Working with young people who are alienated by their undeclared obligation to learn in schools can be incredibly challenging. How can we reach out to children that are vacant in class or are bouncing off the walls, seemingly determined not to focus? A question as old as the concept of school! Some young people face precarious challenges at home and in their day to day lives that stretch far beyond the classroom. An awareness of this fact when attempting to manage a classroom of 30 is often incredibly difficult to maintain, day in, day out.
Travelling Teacher – Hywel Roberts
Hywel Roberts is a travelling teacher with experience in teaching at special and alternative schools. He offers a different approach to this age-old problem. Asking:
- How do we protect children into the learning we know they will find challenging?
- How can we ensure curriculum planning and delivery covers the coverage whilst opening up questions as to what it means to be a contributing citizen?
- How can we mobilise our professional imaginations and apply them to the curriculum we are required to deliver?
Create a Safe Learning Culture
Protecting young people into learning sounds fanciful. What does it mean, exactly, and how can we apply it? Hywel demonstrates that through creating a context, a hook on which to hang our message, young people are given permission to be creative and enter a plane where they are readily thinking laterally. Through subtle techniques such as using inductive statements, inviting thinking with questions and building a context using people, places and a problem to be solved, young people are invited out of their daily concerns and into a context they can explore.
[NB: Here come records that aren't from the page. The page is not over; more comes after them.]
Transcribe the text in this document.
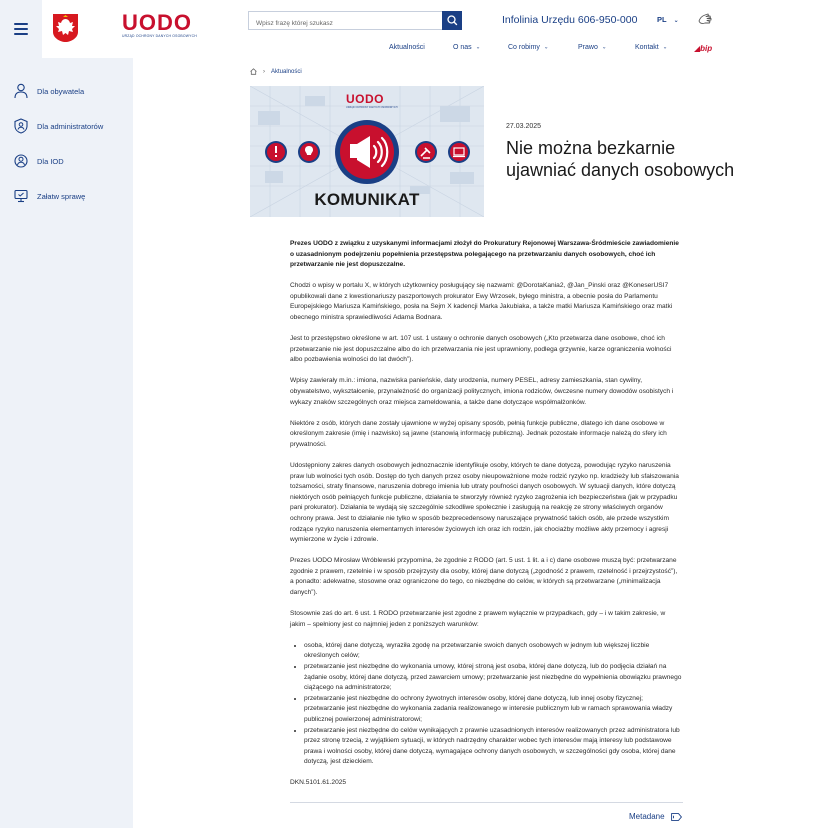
UODO
URZĄD OCHRONY DANYCH OSOBOWYCH
Wpisz frazę której szukasz
Infolinia Urzędu 606-950-000	PL ⌄
Aktualności	O nas ⌄	Co robimy ⌄	Prawo ⌄	Kontakt ⌄	◢bip
Dla obywatela
Dla administratorów
Dla IOD
Załatw sprawę
› Aktualności
UODO
URZĄD OCHRONY DANYCH OSOBOWYCH
KOMUNIKAT
27.03.2025
Nie można bezkarnie ujawniać danych osobowych

Prezes UODO z związku z uzyskanymi informacjami złożył do Prokuratury Rejonowej Warszawa-Śródmieście zawiadomienie o uzasadnionym podejrzeniu popełnienia przestępstwa polegającego na przetwarzaniu danych osobowych, choć ich przetwarzanie nie jest dopuszczalne.

Chodzi o wpisy w portalu X, w których użytkownicy posługujący się nazwami: @DorotaKania2, @Jan_Pinski oraz @KoneserUSI7 opublikowali dane z kwestionariuszy paszportowych prokurator Ewy Wrzosek, byłego ministra, a obecnie posła do Parlamentu Europejskiego Mariusza Kamińskiego, posła na Sejm X kadencji Marka Jakubiaka, a także matki Mariusza Kamińskiego oraz matki obecnego ministra sprawiedliwości Adama Bodnara.

Jest to przestępstwo określone w art. 107 ust. 1 ustawy o ochronie danych osobowych („Kto przetwarza dane osobowe, choć ich przetwarzanie nie jest dopuszczalne albo do ich przetwarzania nie jest uprawniony, podlega grzywnie, karze ograniczenia wolności albo pozbawienia wolności do lat dwóch”).

Wpisy zawierały m.in.: imiona, nazwiska panieńskie, daty urodzenia, numery PESEL, adresy zamieszkania, stan cywilny, obywatelstwo, wykształcenie, przynależność do organizacji politycznych, imiona rodziców, ówczesne numery dowodów osobistych i wykazy znaków szczególnych oraz miejsca zameldowania, a także dane dotyczące współmałżonków.

Niektóre z osób, których dane zostały ujawnione w wyżej opisany sposób, pełnią funkcje publiczne, dlatego ich dane osobowe w określonym zakresie (imię i nazwisko) są jawne (stanowią informację publiczną). Jednak pozostałe informacje należą do sfery ich prywatności.

Udostępniony zakres danych osobowych jednoznacznie identyfikuje osoby, których te dane dotyczą, powodując ryzyko naruszenia praw lub wolności tych osób. Dostęp do tych danych przez osoby nieupoważnione może rodzić ryzyko np. kradzieży lub sfałszowania tożsamości, straty finansowe, naruszenia dobrego imienia lub utraty poufności danych osobowych. W sytuacji danych, które dotyczą niektórych osób pełniących funkcje publiczne, działania te stworzyły również ryzyko zagrożenia ich bezpieczeństwa (jak w przypadku pani prokurator). Działania te wydają się szczególnie szkodliwe społecznie i zasługują na reakcję ze strony właściwych organów ochrony prawa. Jest to działanie nie tylko w sposób bezprecedensowy naruszające prywatność takich osób, ale przede wszystkim rodzące ryzyko naruszenia elementarnych interesów życiowych ich oraz ich rodzin, jak chociażby możliwe akty przemocy i agresji wymierzone w życie i zdrowie.

Prezes UODO Mirosław Wróblewski przypomina, że zgodnie z RODO (art. 5 ust. 1 lit. a i c) dane osobowe muszą być: przetwarzane zgodnie z prawem, rzetelnie i w sposób przejrzysty dla osoby, której dane dotyczą („zgodność z prawem, rzetelność i przejrzystość”), a ponadto: adekwatne, stosowne oraz ograniczone do tego, co niezbędne do celów, w których są przetwarzane („minimalizacja danych”).

Stosownie zaś do art. 6 ust. 1 RODO przetwarzanie jest zgodne z prawem wyłącznie w przypadkach, gdy – i w takim zakresie, w jakim – spełniony jest co najmniej jeden z poniższych warunków:

• osoba, której dane dotyczą, wyraziła zgodę na przetwarzanie swoich danych osobowych w jednym lub większej liczbie określonych celów;
• przetwarzanie jest niezbędne do wykonania umowy, której stroną jest osoba, której dane dotyczą, lub do podjęcia działań na żądanie osoby, której dane dotyczą, przed zawarciem umowy; przetwarzanie jest niezbędne do wypełnienia obowiązku prawnego ciążącego na administratorze;
• przetwarzanie jest niezbędne do ochrony żywotnych interesów osoby, której dane dotyczą, lub innej osoby fizycznej; przetwarzanie jest niezbędne do wykonania zadania realizowanego w interesie publicznym lub w ramach sprawowania władzy publicznej powierzonej administratorowi;
• przetwarzanie jest niezbędne do celów wynikających z prawnie uzasadnionych interesów realizowanych przez administratora lub przez stronę trzecią, z wyjątkiem sytuacji, w których nadrzędny charakter wobec tych interesów mają interesy lub podstawowe prawa i wolności osoby, której dane dotyczą, wymagające ochrony danych osobowych, w szczególności gdy osoba, której dane dotyczą, jest dzieckiem.

DKN.5101.61.2025

Metadane
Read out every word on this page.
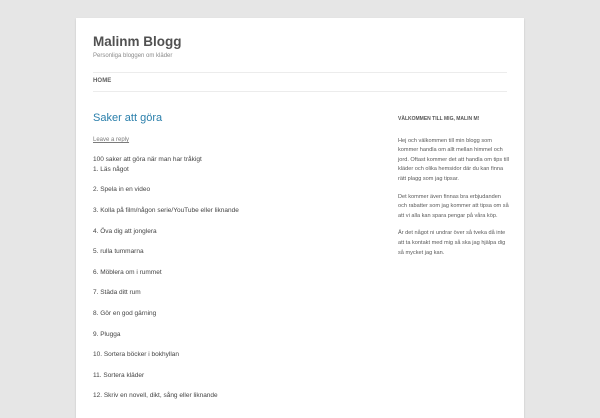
Malinm Blogg

Personliga bloggen om kläder

HOME
Saker att göra
Leave a reply

100 saker att göra när man har tråkigt

1. Läs något

2. Spela in en video

3. Kolla på film/någon serie/YouTube eller liknande

4. Öva dig att jonglera

5. rulla tummarna

6. Möblera om i rummet

7. Städa ditt rum

8. Gör en god gärning

9. Plugga

10. Sortera böcker i bokhyllan

11. Sortera kläder

12. Skriv en novell, dikt, sång eller liknande

VÄLKOMMEN TILL MIG, MALIN M!

Hej och välkommen till min blogg som kommer handla om allt mellan himmel och jord. Oftast kommer det att handla om tips till kläder och olika hemsidor där du kan finna rätt plagg som jag tipsar.

Det kommer även finnas bra erbjudanden och rabatter som jag kommer att tipsa om så att vi alla kan spara pengar på våra köp.

Är det något ni undrar över så tveka då inte att ta kontakt med mig så ska jag hjälpa dig så mycket jag kan.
Of course, this is not reinventing the wheel. It is however, acknowledging the assumption that learning can be tedious and often not a priority due to the sometimes intensely damaging problems young people face elsewhere. Being inventive in a vein more relatable to their lives allows a young person to invest, rather than engage, in the learning experience. A simple word association of famous figures such as Sepp Blatter and Lance Armstrong, for instance, offers the exploration of more intricate themes and a detailed discussion. This could open the doorway of investment in a more elaborate book or play like Shakespeare’s Macbeth.
“Think of a place, and house your message in it”
The Power of Hooking Kids Imagination
Widening our focus using hooks, open questions, strange and unusual photos, artefacts and contexts helps to protect young people into using their imagination and problem-solving skills. Setting up scenarios where they can revise their knowledge and teach others can also encourage learning and investment. Hywel gave the example of conducting an interview with Margaret Thatcher, allowing young people to take on different perspectives each time (coal miner, home owner etc). That would certainly make for interesting discussion!
Positive Learning Experiences
To create positive learning experiences, it is important to take on the perspective of young people when delivering messages to them. Forcing a subject is often necessary, however where possible, let us help young people learn accidently.